Sometime after the Police dissolved, I was sitting at a hotel bar during a business trip and the bar had a DJ playing music. I was blown away by a song that I heard. I approached the DJ and asked him what that was. It was “Sister Moon” by Sting. I was familiar with the music of the Police at that time but had no knowledge of their personnel, and Sting has subsequently become a favorite of mine. I recently put together a male vocalists playlist and, of course, Sting is included. Ironically, “Sister Moon” did not make it onto the playlist. My two selections were “Fields of Gold” and “Fragile.” Sting is one of the great ones!

 

King Sunny Adé: Juju

Chief Sunday Adeniyi Adageye, known professionally as King Sunny Adé, was born into the royal family of the Yoruba people, one of the largest ethnic groups in Nigeria. The appellation “King” is derived from his being viewed as the “king of Nigerian juju music.”

Juju music arose early in the 20th century.
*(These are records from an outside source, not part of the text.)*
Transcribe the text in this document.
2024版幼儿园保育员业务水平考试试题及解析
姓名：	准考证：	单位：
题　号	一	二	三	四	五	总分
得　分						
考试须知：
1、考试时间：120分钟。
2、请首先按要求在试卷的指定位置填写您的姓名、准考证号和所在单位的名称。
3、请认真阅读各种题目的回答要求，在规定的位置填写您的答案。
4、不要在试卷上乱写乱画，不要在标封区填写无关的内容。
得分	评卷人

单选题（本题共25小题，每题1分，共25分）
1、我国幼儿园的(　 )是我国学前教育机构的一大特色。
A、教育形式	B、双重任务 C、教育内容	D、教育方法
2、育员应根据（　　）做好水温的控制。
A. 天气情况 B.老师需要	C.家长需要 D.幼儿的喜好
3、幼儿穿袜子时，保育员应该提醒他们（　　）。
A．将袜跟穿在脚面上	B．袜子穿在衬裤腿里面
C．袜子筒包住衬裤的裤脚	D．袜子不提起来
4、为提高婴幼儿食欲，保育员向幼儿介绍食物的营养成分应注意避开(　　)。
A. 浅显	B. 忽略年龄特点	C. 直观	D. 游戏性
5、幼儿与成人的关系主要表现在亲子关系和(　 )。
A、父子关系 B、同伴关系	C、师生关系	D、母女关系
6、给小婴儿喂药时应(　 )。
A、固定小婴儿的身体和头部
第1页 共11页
The first recordings were made in the 1920s. It is a fusion of traditional Yoruba music and Western influences introduced into the region by Europeans. The name is derived from a Yoruba word meaning “throwing,” and not from a form of magic common in West Africa and parts of the Caribbean. Until the 1960s, juju was mostly confined to the Yoruba populace but subsequently became the dominant popular music genre in Nigeria.

 

King Sunny Adé. Courtesy of Wikimedia Commons/master_xpo.

 

In the late 1960s, a standard juju ensemble format emerged. This consisted of lead guitar, rhythm guitar, bass guitar and various percussion instruments usually consisting of conga, gangan (talking drum), clave (hardwood sticks), sekere (gourd/bead combo), and agogo (bells). Later on, synthesizers, vibraphones, steel guitars, and other percussion instruments were added.

It is noteworthy that brass and woodwind instruments have never seriously found their way into juju music. The predecessor to juju in Nigeria was a form called “highlife,” which is a fusion of African and Western jazz elements that originated in Ghana. Brass and woodwind instruments are fundamental to highlife music. It is thought that early juju artists intentionally avoided brass and woodwinds to better distinguish their music from the highlife music to which people were accustomed. Also, juju evolved in a somewhat ad hoc manner with street musicians playing an important role. Brass and woodwinds are louder than most other instruments and it is theorized that those street musicians did not want to be overly intrusive to their neighbors.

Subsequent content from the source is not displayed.